Results:  Of the 174 subjects randomized, 102 had available specimens. We selected 74 subjects (37 per randomized arm) randomly for testing and received the following treatment for 48 weeks (based on week-12 response):  F alone (n = 5); P alone (n = 9); F x 12 weeks adding P through week 48 (n = 32); and P x 12 weeks adding F through week 48 (n = 28). Of the total, 71 subjects were male, 54 were white, and 35 (47%) had ≥2 risk factors for coronary heart disease. The subjects were well matched by baseline CD4⁺, HIV viral load, and demographics. There were no significant changes in hs-CRP, PAI-1, and P-selectin from baseline to week 12 or week 12 to 48. From baseline to week 12, adiponectin, ApoB and ApoB/A1 ratios all significantly decreased in the P and F arms. Lp(a) and ApoA1 increased significantly in the F arm only (p = 0.01 for both). From weeks 12 to 48, only ApoB levels (and ApoB/A1 ratios) declined significantly in those treated initially with F and added P (p <0.01 and p = 0.01, respectively). From baseline to week 48, adiponectin levels significantly decreased in the combination treatment groups (p = 0.02 and p <0.01, respectively for those starting with P or F). ApoB decreased significantly in all groups except those treated with F alone.

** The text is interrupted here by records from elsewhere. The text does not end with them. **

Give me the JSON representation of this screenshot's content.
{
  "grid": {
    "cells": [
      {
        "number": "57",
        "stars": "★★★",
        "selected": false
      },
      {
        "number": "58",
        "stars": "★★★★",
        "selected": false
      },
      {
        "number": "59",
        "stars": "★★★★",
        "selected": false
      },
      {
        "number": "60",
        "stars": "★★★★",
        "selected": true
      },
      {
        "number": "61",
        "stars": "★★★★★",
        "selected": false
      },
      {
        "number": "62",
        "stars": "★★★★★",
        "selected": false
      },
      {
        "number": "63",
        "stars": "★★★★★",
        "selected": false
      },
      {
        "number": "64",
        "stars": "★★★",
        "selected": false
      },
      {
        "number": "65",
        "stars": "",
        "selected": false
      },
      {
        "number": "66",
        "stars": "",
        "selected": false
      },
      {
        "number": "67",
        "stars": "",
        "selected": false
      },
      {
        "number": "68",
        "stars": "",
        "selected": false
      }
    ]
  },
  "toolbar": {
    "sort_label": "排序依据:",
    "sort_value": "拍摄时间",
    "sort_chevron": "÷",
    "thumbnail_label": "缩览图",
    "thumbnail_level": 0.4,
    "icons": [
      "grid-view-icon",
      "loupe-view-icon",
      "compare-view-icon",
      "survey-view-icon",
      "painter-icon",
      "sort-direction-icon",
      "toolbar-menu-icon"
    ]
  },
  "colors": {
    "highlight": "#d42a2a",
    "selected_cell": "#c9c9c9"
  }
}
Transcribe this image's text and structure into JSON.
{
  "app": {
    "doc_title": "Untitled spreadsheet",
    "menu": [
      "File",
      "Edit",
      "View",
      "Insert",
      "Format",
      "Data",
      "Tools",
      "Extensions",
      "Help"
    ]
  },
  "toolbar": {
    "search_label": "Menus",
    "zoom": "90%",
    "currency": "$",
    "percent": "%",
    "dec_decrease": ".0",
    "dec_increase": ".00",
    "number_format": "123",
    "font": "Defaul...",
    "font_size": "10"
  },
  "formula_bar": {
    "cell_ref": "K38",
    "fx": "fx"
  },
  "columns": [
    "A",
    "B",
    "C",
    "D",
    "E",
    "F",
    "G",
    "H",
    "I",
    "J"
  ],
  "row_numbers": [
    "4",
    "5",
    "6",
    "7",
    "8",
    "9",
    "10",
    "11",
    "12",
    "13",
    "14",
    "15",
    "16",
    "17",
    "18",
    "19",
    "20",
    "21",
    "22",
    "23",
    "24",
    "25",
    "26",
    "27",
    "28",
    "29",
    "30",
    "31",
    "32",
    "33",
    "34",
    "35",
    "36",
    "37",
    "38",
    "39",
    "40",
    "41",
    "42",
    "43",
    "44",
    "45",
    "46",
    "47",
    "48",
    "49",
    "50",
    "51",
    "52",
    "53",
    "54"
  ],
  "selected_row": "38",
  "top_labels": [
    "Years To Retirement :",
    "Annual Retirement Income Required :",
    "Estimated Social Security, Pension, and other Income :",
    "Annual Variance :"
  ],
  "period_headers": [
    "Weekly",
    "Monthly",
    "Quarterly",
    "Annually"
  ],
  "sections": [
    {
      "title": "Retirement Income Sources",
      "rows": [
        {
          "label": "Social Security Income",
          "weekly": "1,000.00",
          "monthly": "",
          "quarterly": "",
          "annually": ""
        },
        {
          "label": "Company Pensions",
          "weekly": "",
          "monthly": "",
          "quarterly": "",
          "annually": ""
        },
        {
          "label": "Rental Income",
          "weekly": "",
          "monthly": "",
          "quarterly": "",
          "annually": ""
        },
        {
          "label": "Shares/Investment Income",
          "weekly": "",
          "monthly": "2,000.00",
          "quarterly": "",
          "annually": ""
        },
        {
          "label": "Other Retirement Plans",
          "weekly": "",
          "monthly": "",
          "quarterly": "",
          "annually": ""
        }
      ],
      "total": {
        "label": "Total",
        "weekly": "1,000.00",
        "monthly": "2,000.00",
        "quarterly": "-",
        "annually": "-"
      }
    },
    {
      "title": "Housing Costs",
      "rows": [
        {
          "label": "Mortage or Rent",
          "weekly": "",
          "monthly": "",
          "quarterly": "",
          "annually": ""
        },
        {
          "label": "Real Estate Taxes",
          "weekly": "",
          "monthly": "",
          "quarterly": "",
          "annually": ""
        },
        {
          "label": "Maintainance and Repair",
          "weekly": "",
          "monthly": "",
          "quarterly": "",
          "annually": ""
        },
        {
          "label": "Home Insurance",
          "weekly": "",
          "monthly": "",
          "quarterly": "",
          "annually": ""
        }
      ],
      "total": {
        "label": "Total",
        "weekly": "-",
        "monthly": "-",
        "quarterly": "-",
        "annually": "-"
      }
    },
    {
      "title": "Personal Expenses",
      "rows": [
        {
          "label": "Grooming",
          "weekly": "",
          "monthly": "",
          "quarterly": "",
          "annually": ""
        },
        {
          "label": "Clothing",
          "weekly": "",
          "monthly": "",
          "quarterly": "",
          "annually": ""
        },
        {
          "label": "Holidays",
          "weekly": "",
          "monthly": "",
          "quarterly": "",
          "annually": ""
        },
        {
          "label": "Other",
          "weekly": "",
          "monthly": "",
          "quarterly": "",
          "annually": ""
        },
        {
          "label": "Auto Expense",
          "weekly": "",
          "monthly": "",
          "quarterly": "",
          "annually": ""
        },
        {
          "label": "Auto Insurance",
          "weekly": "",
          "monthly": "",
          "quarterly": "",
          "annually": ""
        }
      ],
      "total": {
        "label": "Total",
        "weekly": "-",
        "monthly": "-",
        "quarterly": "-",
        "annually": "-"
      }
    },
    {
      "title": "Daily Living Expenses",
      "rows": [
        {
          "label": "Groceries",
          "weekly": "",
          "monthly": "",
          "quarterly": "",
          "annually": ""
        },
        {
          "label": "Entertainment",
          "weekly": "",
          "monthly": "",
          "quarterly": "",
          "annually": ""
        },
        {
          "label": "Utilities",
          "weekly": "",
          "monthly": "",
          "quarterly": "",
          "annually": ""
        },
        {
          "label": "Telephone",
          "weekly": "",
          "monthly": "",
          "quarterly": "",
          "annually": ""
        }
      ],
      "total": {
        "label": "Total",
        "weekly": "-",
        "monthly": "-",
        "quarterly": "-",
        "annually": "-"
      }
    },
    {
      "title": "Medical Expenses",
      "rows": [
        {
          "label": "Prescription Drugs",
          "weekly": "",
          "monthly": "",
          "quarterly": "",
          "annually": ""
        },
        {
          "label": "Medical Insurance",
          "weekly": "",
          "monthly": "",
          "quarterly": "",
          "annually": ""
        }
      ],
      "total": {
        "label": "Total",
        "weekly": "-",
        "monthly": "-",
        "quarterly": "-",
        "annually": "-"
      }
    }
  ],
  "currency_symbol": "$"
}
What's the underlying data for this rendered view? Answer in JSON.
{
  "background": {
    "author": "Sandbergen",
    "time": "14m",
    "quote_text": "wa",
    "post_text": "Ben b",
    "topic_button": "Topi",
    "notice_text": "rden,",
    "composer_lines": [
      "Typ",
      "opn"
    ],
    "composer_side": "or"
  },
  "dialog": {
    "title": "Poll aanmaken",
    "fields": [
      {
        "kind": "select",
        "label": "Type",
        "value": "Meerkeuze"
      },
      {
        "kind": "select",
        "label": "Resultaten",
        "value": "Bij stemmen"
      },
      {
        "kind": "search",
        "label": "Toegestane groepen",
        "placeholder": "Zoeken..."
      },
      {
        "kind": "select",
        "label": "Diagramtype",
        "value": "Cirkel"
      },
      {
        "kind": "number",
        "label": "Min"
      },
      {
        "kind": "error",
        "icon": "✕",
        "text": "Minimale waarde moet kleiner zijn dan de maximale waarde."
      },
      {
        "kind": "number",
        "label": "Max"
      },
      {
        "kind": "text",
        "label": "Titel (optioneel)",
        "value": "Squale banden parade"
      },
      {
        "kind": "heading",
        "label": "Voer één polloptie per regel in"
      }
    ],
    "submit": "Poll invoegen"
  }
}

Conclusions:  Treatment with P or F improves the atherogenic lipid profile within the first 12 weeks of treatment and it is sustained through 48 weeks with combination therapy. Adiponectin levels also decreased with lipid-lowering therapy. General markers of inflammation and platelet activation were not appreciably changed despite improvement in lipids.